Since the scab is technically an injury, the skin will have to heal it. However, the fibers forming the skin will heal in only one direction, forming a noticeable mark known as a smallpox vaccine scar. The skin within the vaccine’s mark is lower than the surrounding area and is distinctive because of its smoothness. This mark is a small depression, no bigger than the tip of a pencil’s eraser, usually located on the upper arm. During the initial surge to eradicate smallpox, medical workers would look for this mark to identify those already vaccinated and no longer posed risks to transmit smallpox.
Smallpox vaccines scars aren’t common anymore because the last major inoculations were done decades ago. It’s more noticeable in people who lived through that time who are usually more than 40 years old. However, aside from the smallpox vaccine, there is another inoculant that produces a similar looking scar. The Bacille Calmette-Guerin is a type of vaccine made to counter tuberculosis, yet another deadly disease that used to decimate populations. This vaccine also leaves a similar scar on the upper arm is less rare than a smallpox vaccine scar.
What’s the Difference Between Smallpox and Chickenpox?
The word “pox” connects chickenpox and smallpox, but what does it even mean?
The word is an archaic one and is mostly used to describe diseases that cause sores and pustules, which both of the aforementioned diseases inflict on the infected. However, it’s also used to refer to syphilis, especially in antiquated writings.
From a medical standpoint, smallpox comes from the varicella zoster virus, a contagion also responsible for shingles. Smallpox comes from the variola virus. Smallpox is transmitted the same way as chickenpox.
There are a few key differences between these two poxes.
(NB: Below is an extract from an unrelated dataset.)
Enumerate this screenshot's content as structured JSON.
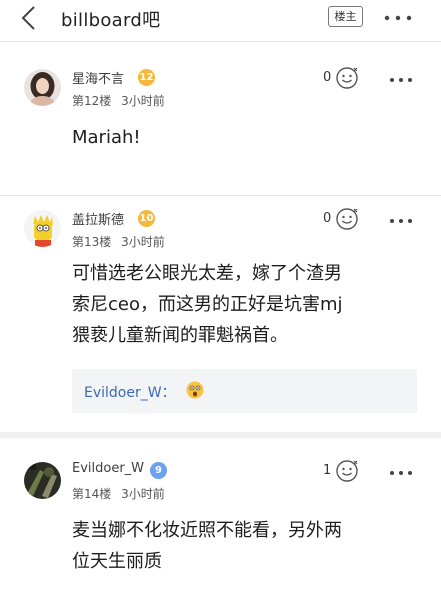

- Chickenpox is only deadly in extremely rare circumstances, usually when an adult who has never experienced it is infected. As previously mentioned, smallpox was deadly in 30 percent of cases.
- Chicken pox sores and pustules develop in different spots of the body at different times in batches. This results in patchy, itchy skin as old pustules scab over while new ones develop. Smallpox lesions erupt all over the body at the same time and they all look alike no matter where they sprout.
- Chickenpox sores dry rapidly, usually within 24 hours of development. Smallpox lesions are slower to dry, sometimes taking as much as two weeks before crusting over.
- Chickenpox lesions occur on the surface of the skin and are more like shallow, dried up wounds. Smallpox lesions erupt deeper in the dermis, creating grotesque dome-sized lesions that leave deep craters.
- Chickenpox scars usually heal within a few weeks or months. Smallpox scars were sometimes permanent, leaving a survivor pockmarked for the rest of their lives. Queen Elizabeth the First of England contracted smallpox when she was 29 and would use heavy cosmetics for the rest of her life to cover the scars.
- Chickenpox vaccines use a single needle to inject the vaccine directly into muscle, leaving no scar. Smallpox vaccines scar the dermis due to the bifurcated needle and development of papule.
The triumph of medical science, international cooperation and human strength over a virus that once depopulated whole countries is one of the greatest moments in history. Given the emergence of new contagions and the probability of future pandemics, understanding the history of smallpox and why does the smallpox vaccine scar is necessary to better prepare people for what could be lying in wait.